Another common argument made by universities opposing graduate student unions is that graduate students are primarily students. They argue that any education undergraduates receive from graduate students is just a byproduct of the teaching experience that the university provides graduate students with. Any undergrad who has ever been taught by a dedicated graduate student would say that this argument is laughable and frankly ridiculous.

But supporting graduate students comes at a cost to undergraduates, as I and many of my classmates found out during the last week of classes this school year. Graduate student strikes are a double-edged sword: the strikes can hurt other students just as much, if not more, than the administration the graduate students are targeting.

Undergrads at the University of Illinois at Chicago were greatly affected by the strike of the graduate students in March 2016. The university cancelled over 550 classes, and the strike lasted for three weeks, ending only a month before the end of the year. At Columbia University, the graduate students went on strike for a week in April 2018, leaving many undergrads stressed about cancelled classes and unavailable teachers before finals.

Similarly, the graduate students at the University of Chicago are attempting to force the school to recognize their union and negotiate with them, and to do so they formed a picket line. The general philosophy surrounding picket lines is that you should not cross them. Showing solidarity for the picketing workers and stopping business/revenue helps show the employers how problematic a strike is for them and that they have to negotiate in order to keep from going out of business.

When some people decide to work anyway, the costs of the strike for the employer are minimized, which undermines the workers and the strike. When a person crosses a picket line, whether they are a worker or someone who benefits from that work, they are called “scabs,” a derogatory term first used in the 18th century.

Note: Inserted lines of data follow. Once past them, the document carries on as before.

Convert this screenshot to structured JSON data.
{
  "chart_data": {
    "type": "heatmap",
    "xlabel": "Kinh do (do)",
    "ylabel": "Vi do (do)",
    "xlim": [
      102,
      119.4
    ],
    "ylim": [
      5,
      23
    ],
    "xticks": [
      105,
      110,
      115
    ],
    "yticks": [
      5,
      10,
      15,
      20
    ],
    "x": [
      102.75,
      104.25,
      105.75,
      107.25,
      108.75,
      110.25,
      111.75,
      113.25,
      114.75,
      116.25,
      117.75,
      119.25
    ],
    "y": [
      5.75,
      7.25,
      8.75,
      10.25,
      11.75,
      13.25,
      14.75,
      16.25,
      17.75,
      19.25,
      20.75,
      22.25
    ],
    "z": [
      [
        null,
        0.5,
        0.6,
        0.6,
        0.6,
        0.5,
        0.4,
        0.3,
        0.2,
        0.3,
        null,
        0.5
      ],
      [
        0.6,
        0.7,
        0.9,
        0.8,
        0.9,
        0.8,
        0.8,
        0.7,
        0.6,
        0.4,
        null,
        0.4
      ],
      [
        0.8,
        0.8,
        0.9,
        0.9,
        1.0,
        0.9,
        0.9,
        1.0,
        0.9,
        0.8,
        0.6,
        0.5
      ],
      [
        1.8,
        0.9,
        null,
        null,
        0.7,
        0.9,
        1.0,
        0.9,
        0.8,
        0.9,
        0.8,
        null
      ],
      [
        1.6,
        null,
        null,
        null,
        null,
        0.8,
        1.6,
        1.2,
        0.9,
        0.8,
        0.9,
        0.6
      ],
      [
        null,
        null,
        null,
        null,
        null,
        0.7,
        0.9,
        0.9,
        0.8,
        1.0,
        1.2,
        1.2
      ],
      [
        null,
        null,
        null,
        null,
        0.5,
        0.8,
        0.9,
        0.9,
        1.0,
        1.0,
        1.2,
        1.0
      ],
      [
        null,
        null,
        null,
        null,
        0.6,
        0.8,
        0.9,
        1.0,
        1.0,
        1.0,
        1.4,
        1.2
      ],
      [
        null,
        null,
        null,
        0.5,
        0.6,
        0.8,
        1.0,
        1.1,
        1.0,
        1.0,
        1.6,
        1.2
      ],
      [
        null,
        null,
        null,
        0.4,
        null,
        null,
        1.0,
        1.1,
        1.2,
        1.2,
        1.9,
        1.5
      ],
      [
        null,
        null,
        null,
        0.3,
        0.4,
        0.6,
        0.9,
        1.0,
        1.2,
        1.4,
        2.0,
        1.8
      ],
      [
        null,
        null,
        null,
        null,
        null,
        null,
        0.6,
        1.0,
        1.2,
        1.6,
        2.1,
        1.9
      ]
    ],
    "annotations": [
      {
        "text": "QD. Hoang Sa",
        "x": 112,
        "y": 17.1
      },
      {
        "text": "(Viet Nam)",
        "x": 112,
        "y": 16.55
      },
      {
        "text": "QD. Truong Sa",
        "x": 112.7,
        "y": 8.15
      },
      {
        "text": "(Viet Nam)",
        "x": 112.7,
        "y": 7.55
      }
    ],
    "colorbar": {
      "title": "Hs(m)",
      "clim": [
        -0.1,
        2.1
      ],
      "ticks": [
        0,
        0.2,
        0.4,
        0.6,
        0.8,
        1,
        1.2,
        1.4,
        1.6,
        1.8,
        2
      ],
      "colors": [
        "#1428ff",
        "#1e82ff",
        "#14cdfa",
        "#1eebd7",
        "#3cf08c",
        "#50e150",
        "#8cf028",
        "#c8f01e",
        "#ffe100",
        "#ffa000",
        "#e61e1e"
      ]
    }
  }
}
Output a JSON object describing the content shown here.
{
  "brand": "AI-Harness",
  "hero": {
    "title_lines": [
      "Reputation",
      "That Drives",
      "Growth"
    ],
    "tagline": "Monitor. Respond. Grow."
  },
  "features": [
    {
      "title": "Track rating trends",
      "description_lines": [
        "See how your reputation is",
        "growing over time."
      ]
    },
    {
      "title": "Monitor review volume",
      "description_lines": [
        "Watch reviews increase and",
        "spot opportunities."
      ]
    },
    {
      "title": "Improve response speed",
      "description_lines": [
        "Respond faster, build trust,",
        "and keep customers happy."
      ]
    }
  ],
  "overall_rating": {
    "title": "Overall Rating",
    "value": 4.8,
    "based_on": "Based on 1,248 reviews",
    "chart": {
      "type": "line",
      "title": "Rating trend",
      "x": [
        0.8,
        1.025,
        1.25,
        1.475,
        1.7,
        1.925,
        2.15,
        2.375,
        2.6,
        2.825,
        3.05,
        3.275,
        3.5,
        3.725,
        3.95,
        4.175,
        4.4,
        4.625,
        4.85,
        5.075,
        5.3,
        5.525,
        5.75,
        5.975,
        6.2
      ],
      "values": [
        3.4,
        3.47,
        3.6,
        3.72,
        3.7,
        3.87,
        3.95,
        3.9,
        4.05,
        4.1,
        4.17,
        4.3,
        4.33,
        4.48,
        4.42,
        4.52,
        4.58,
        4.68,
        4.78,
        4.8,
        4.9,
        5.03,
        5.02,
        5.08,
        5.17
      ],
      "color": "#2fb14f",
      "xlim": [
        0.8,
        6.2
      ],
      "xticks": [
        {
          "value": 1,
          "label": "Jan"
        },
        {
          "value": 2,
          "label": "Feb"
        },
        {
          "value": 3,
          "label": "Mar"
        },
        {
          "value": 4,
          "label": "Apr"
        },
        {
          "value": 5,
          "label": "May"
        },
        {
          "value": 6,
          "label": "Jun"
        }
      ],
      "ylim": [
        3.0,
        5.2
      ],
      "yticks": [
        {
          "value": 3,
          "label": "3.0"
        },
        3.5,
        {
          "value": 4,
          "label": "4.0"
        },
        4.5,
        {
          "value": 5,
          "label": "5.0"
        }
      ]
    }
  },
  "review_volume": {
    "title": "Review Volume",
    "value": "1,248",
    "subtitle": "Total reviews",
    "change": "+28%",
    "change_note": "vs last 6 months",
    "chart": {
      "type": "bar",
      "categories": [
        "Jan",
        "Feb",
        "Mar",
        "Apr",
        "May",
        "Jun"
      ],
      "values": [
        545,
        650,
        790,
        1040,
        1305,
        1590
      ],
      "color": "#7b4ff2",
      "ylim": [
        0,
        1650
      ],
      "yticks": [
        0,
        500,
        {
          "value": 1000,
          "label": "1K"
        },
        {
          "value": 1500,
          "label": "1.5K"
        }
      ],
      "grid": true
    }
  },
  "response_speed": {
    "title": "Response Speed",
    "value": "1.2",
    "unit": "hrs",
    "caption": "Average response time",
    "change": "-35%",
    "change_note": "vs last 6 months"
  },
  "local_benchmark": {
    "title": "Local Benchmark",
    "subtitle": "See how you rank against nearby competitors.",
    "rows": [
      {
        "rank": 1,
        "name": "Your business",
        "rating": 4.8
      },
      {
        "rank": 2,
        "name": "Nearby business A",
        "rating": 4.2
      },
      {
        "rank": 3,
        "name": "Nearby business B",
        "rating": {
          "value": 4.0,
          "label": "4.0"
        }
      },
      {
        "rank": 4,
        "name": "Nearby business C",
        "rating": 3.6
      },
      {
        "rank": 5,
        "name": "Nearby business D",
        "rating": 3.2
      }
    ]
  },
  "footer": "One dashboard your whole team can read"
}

Other negative terms to describe strikebreakers include “blackleg” or “knob stick.”

The undergraduate students at my school were, generally, supportive of the union and the picket line. Some undergrads instructed, in no uncertain terms, not to cross the picket line. I was told that if I absolutely had to cross, I should show solidarity through other ways. I was also given an abundance of information on how to join the strike.

On the other hand, several high-ranking figures in the university administration sent emails to all undergraduates and their parents, saying, also in no uncertain terms, that I was still supposed to attend class and that the striking graduate students could not legally prevent me from doing so. They also stationed several campus police officers near the picket lines.

Many undergrads just skipped class. Some picked up signs and joined the picket line. But a lot of students were torn between two options — to scab or to skip. Lots of classes were still being held in their normal times and locations, which meant that going to class meant crossing the picket line and, for many students, being called out and yelled at. However, skipping class meant missing tests, quizzes, and/or important material that would appear on final exams. It also meant disrespecting the picket line and the graduate students, many of whom were friends, teachers and mentors, or would be someday.

The problem became that students could not support the graduate students and still receive the education that they paid for. The strike, while it was attempting to force the university into recognizing the union, also forced undergraduate students into a situation where they had to make difficult decisions about their priorities and their education, all while the graduate students, the university administration, other undergrads and parents pulled them in several different directions.